(MENAFN- AFP) Mexico has sweetened its offer to compensate investors in a new airport that was controversially canceled by President Andres Manuel Lopez Obrador, and is confident they will accept, the transportation minister said Wednesday.
Lopez Obrador, an anti-establishment leftist who took office this month, spooked markets when he scrapped the $13-billion Mexico City airport project after holding a referendum on the issue that was marred by irregularities.
Seeking to calm investor jitters, Mexico offered last week to buy back part of the bonds used to raise money for the sleek new airport, which is about one-third complete.
But the majority of bondholders rejected the offer, which would have repaid between $900 and $1,000 on every $1,000 borrowed, under a process known as a "Dutch auction," in which the price is steadily reduced until a buyer is found.
Under the new offer, announced Tuesday night, Mexico would repay the bonds in full plus interest of one percent.
The government is offering to buy back up to $1.8 billion of the $6 billion in bonds under the scheme, and has "firm hopes" that enough investors will accept, said Transportation Minister Javier Jimenez.
"The finance ministry tells us they are very confident, very optimistic," he told Mexican TV network Televisa.

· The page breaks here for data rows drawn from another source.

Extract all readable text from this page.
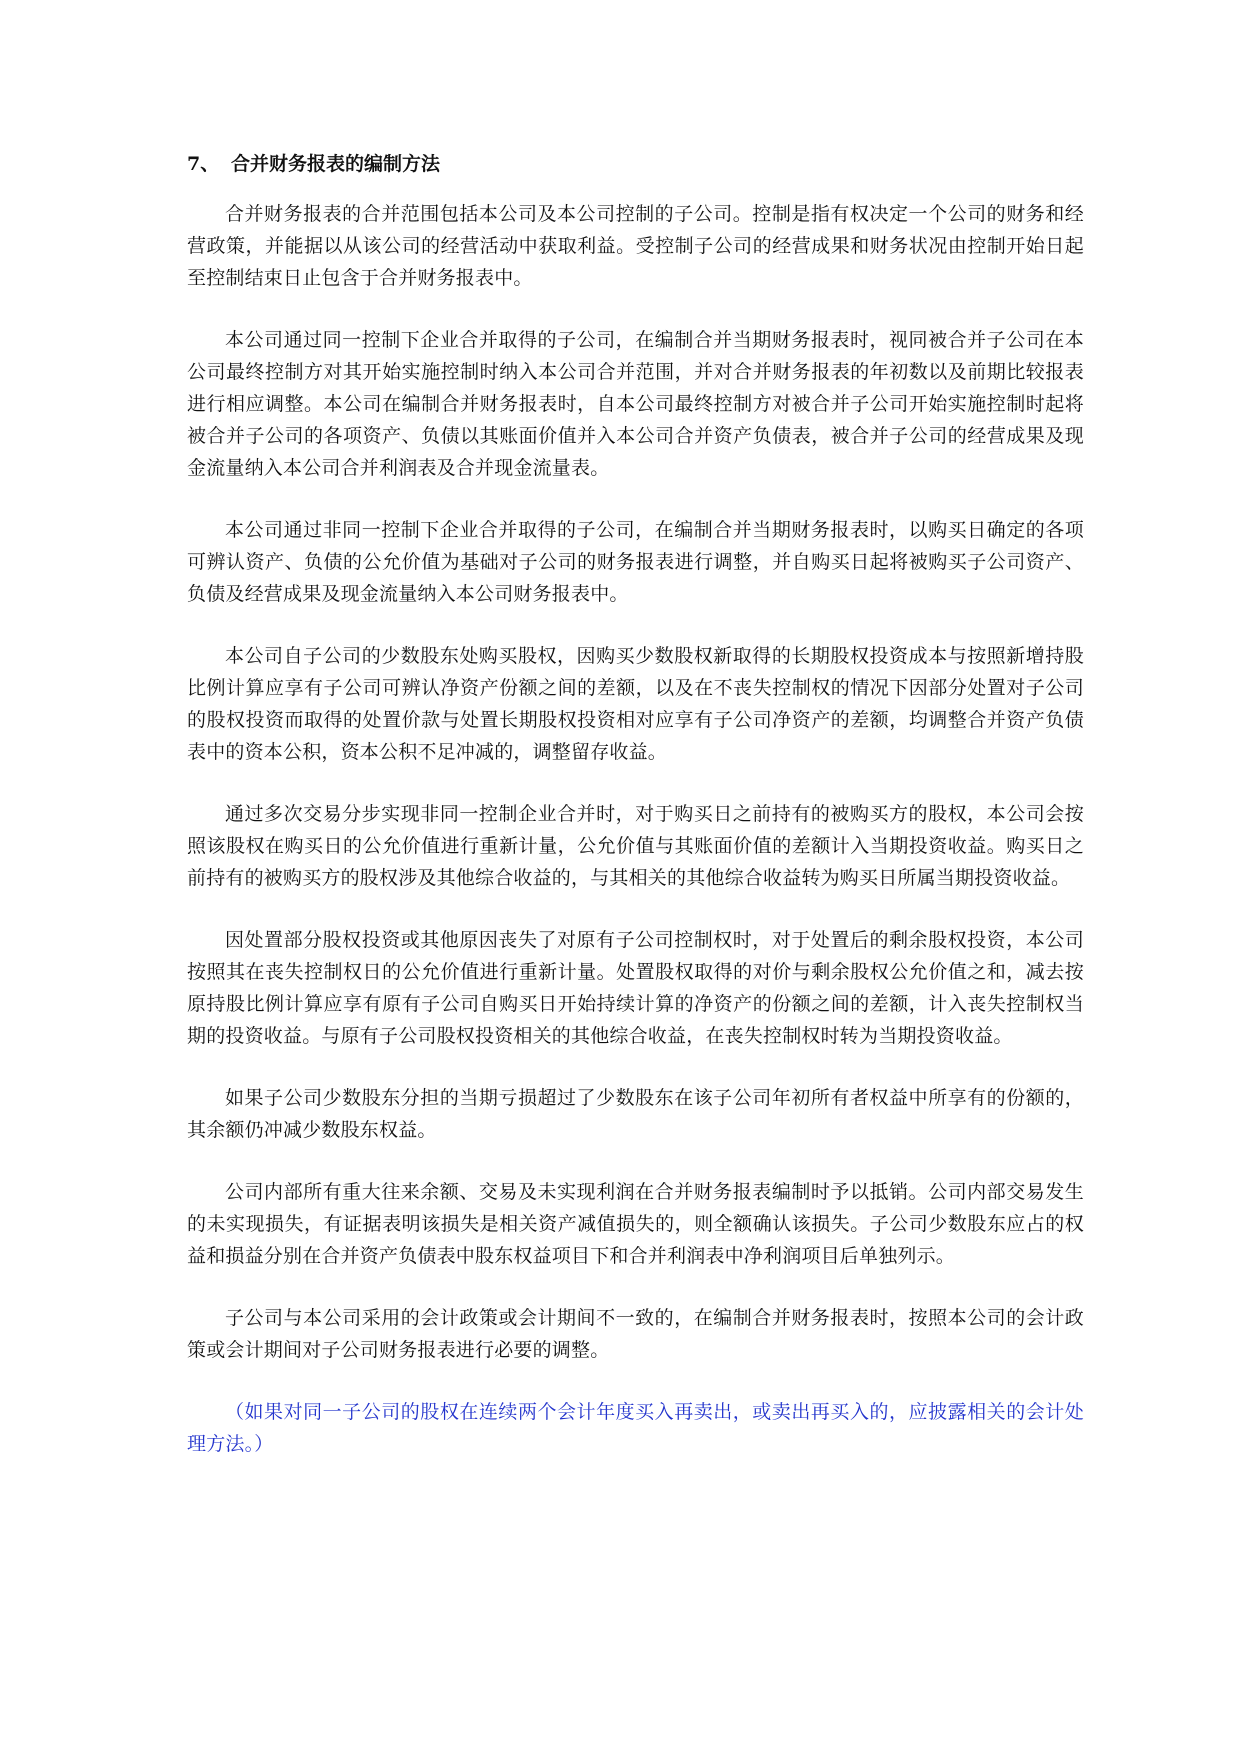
7、 合并财务报表的编制方法

合并财务报表的合并范围包括本公司及本公司控制的子公司。控制是指有权决定一个公司的财务和经营政策，并能据以从该公司的经营活动中获取利益。受控制子公司的经营成果和财务状况由控制开始日起至控制结束日止包含于合并财务报表中。

本公司通过同一控制下企业合并取得的子公司，在编制合并当期财务报表时，视同被合并子公司在本公司最终控制方对其开始实施控制时纳入本公司合并范围，并对合并财务报表的年初数以及前期比较报表进行相应调整。本公司在编制合并财务报表时，自本公司最终控制方对被合并子公司开始实施控制时起将被合并子公司的各项资产、负债以其账面价值并入本公司合并资产负债表，被合并子公司的经营成果及现金流量纳入本公司合并利润表及合并现金流量表。

本公司通过非同一控制下企业合并取得的子公司，在编制合并当期财务报表时，以购买日确定的各项可辨认资产、负债的公允价值为基础对子公司的财务报表进行调整，并自购买日起将被购买子公司资产、负债及经营成果及现金流量纳入本公司财务报表中。

本公司自子公司的少数股东处购买股权，因购买少数股权新取得的长期股权投资成本与按照新增持股比例计算应享有子公司可辨认净资产份额之间的差额，以及在不丧失控制权的情况下因部分处置对子公司的股权投资而取得的处置价款与处置长期股权投资相对应享有子公司净资产的差额，均调整合并资产负债表中的资本公积，资本公积不足冲减的，调整留存收益。

通过多次交易分步实现非同一控制企业合并时，对于购买日之前持有的被购买方的股权，本公司会按照该股权在购买日的公允价值进行重新计量，公允价值与其账面价值的差额计入当期投资收益。购买日之前持有的被购买方的股权涉及其他综合收益的，与其相关的其他综合收益转为购买日所属当期投资收益。

因处置部分股权投资或其他原因丧失了对原有子公司控制权时，对于处置后的剩余股权投资，本公司按照其在丧失控制权日的公允价值进行重新计量。处置股权取得的对价与剩余股权公允价值之和，减去按原持股比例计算应享有原有子公司自购买日开始持续计算的净资产的份额之间的差额，计入丧失控制权当期的投资收益。与原有子公司股权投资相关的其他综合收益，在丧失控制权时转为当期投资收益。

如果子公司少数股东分担的当期亏损超过了少数股东在该子公司年初所有者权益中所享有的份额的，其余额仍冲减少数股东权益。

公司内部所有重大往来余额、交易及未实现利润在合并财务报表编制时予以抵销。公司内部交易发生的未实现损失，有证据表明该损失是相关资产减值损失的，则全额确认该损失。子公司少数股东应占的权益和损益分别在合并资产负债表中股东权益项目下和合并利润表中净利润项目后单独列示。

子公司与本公司采用的会计政策或会计期间不一致的，在编制合并财务报表时，按照本公司的会计政策或会计期间对子公司财务报表进行必要的调整。

（如果对同一子公司的股权在连续两个会计年度买入再卖出，或卖出再买入的，应披露相关的会计处理方法。）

He admitted the government would lose money by canceling the airport, but added: "We'll lose less than if we had finished it."

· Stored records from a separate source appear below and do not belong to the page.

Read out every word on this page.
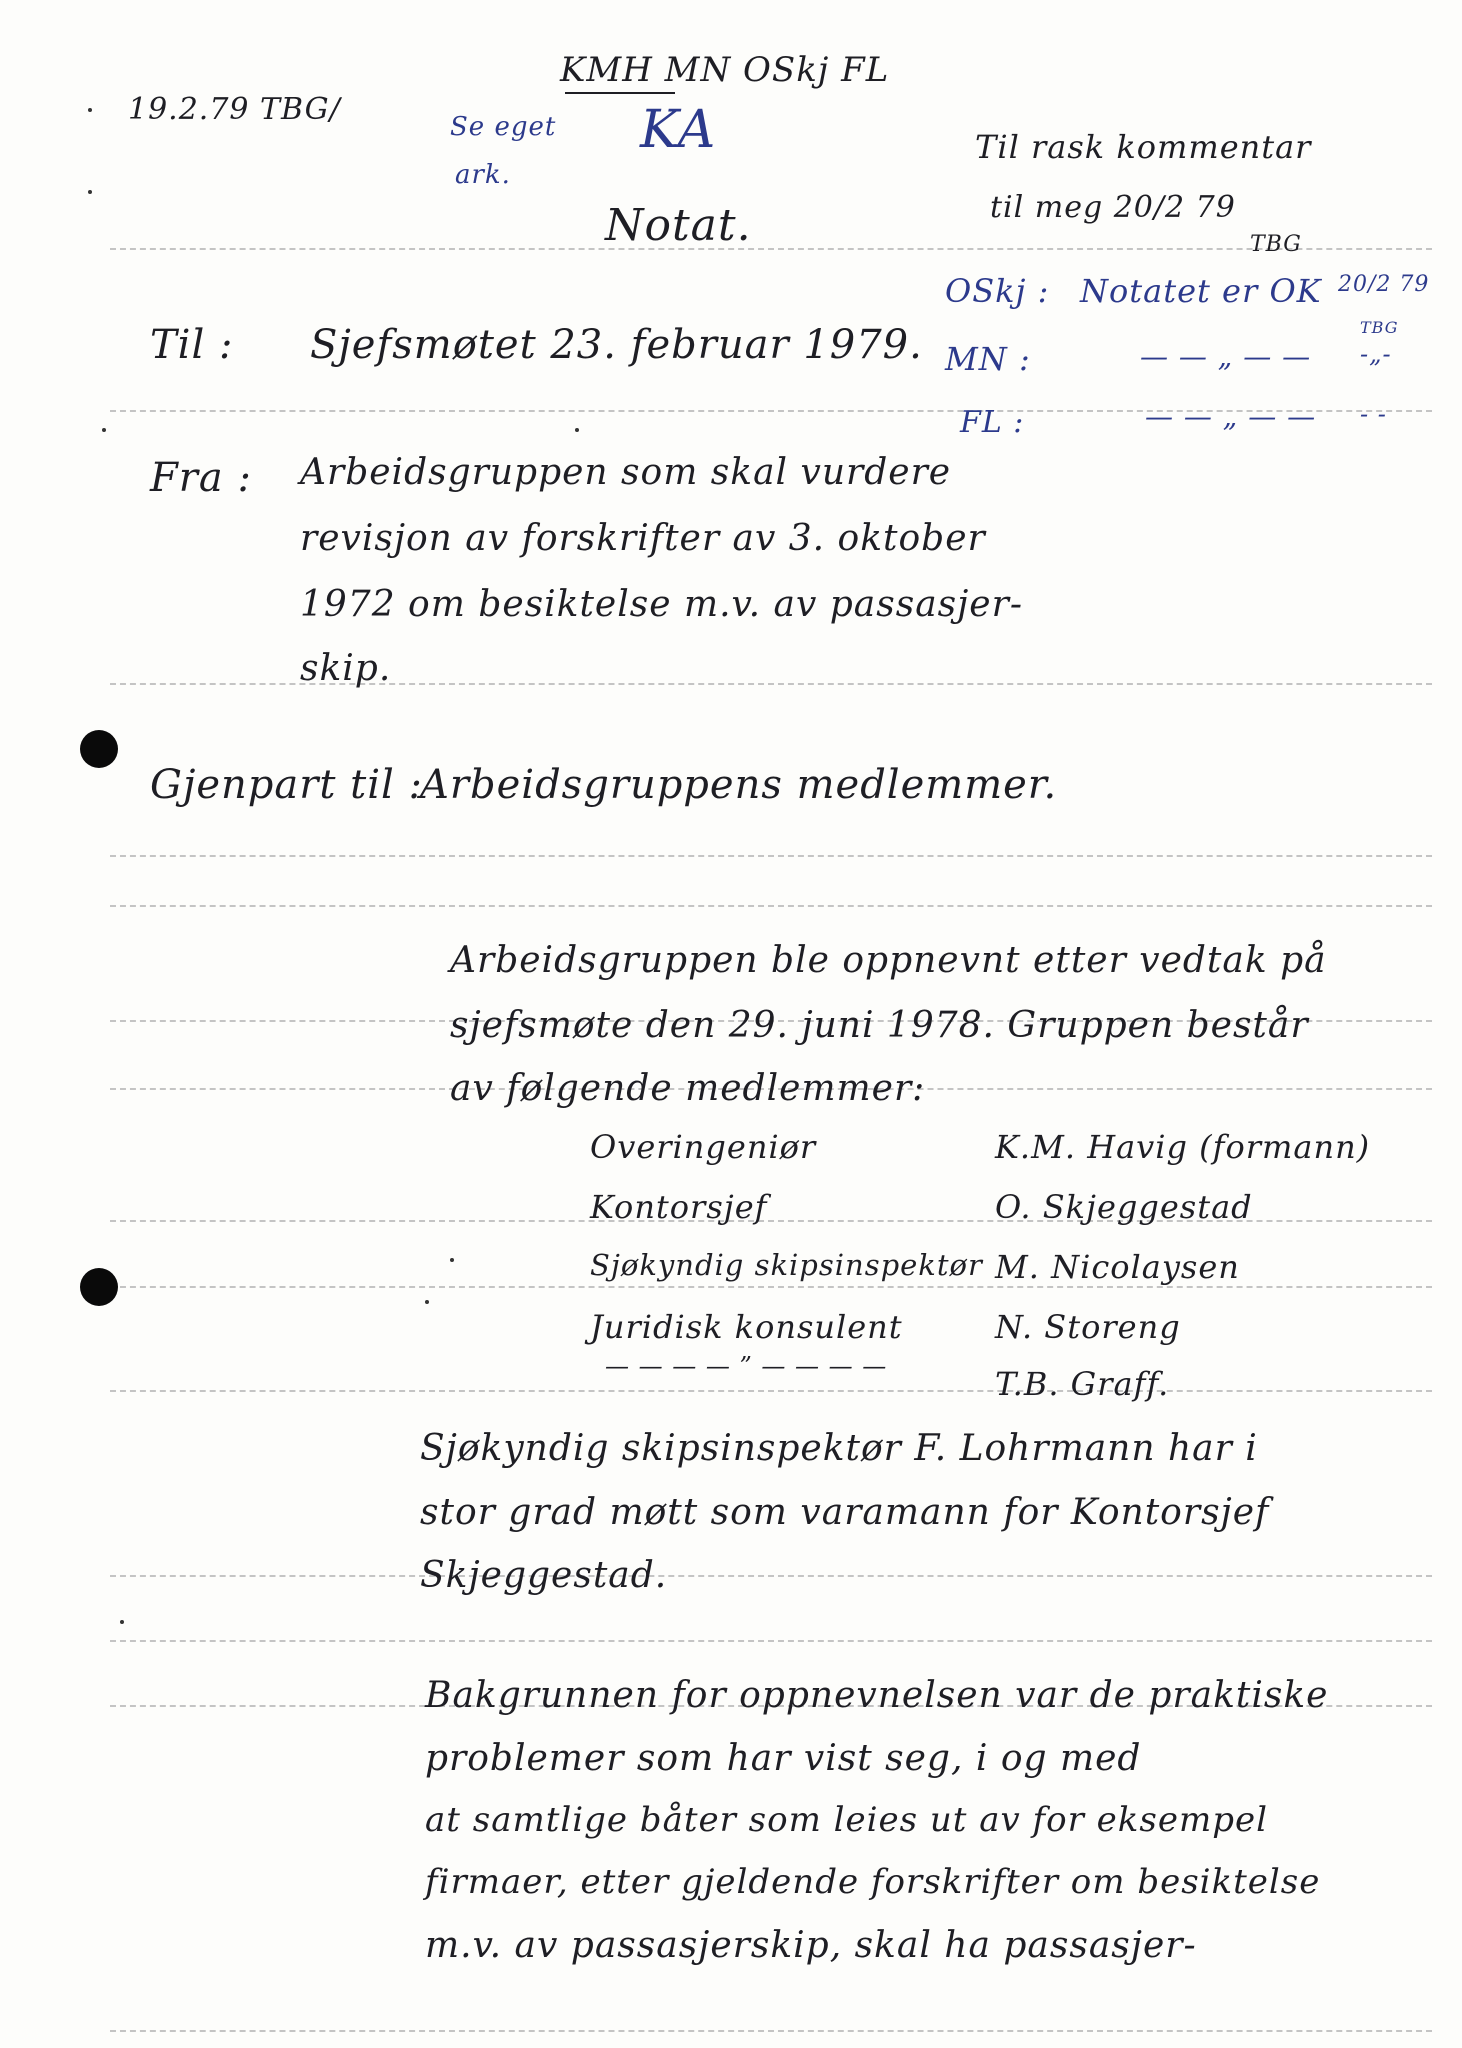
19.2.79 TBG/
KMH MN OSkj FL
KA
Se eget
ark.
Til rask kommentar
til meg 20/2 79
TBG
OSkj : Notatet er OK 20/2 79
TBG
MN :	— — „ — — -„-
FL :	— — „ — — - -
Notat.
Til : Sjefsmøtet 23. februar 1979.
Fra : Arbeidsgruppen som skal vurdere
revisjon av forskrifter av 3. oktober
1972 om besiktelse m.v. av passasjer-
skip.
Gjenpart til :
Arbeidsgruppens medlemmer.
Arbeidsgruppen ble oppnevnt etter vedtak på
sjefsmøte den 29. juni 1978. Gruppen består
av følgende medlemmer:
Overingeniør	K.M. Havig (formann)
Kontorsjef	O. Skjeggestad
Sjøkyndig skipsinspektør M. Nicolaysen
Juridisk konsulent	N. Storeng
— — — — ” — — — —	T.B. Graff.
Sjøkyndig skipsinspektør F. Lohrmann har i
stor grad møtt som varamann for Kontorsjef
Skjeggestad.
Bakgrunnen for oppnevnelsen var de praktiske
problemer som har vist seg, i og med
at samtlige båter som leies ut av for eksempel
firmaer, etter gjeldende forskrifter om besiktelse
m.v. av passasjerskip, skal ha passasjer-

Lopez Obrador, who ran on a pro-austerity, anti-graft platform, criticized the new airport as an unnecessary mega-project marred by corruption.
He instead wants to repurpose an old military airbase to complement the capital's current airport, which is aging and badly saturated.
But business leaders say the country needs the new airport.
One of the main backers of the project, Mexican billionaire Carlos Slim, warned during the presidential campaign that canceling the project would amount to "canceling the economic growth of the country."
The government gave bondholders until December 19 to decide whether to accept the new offer.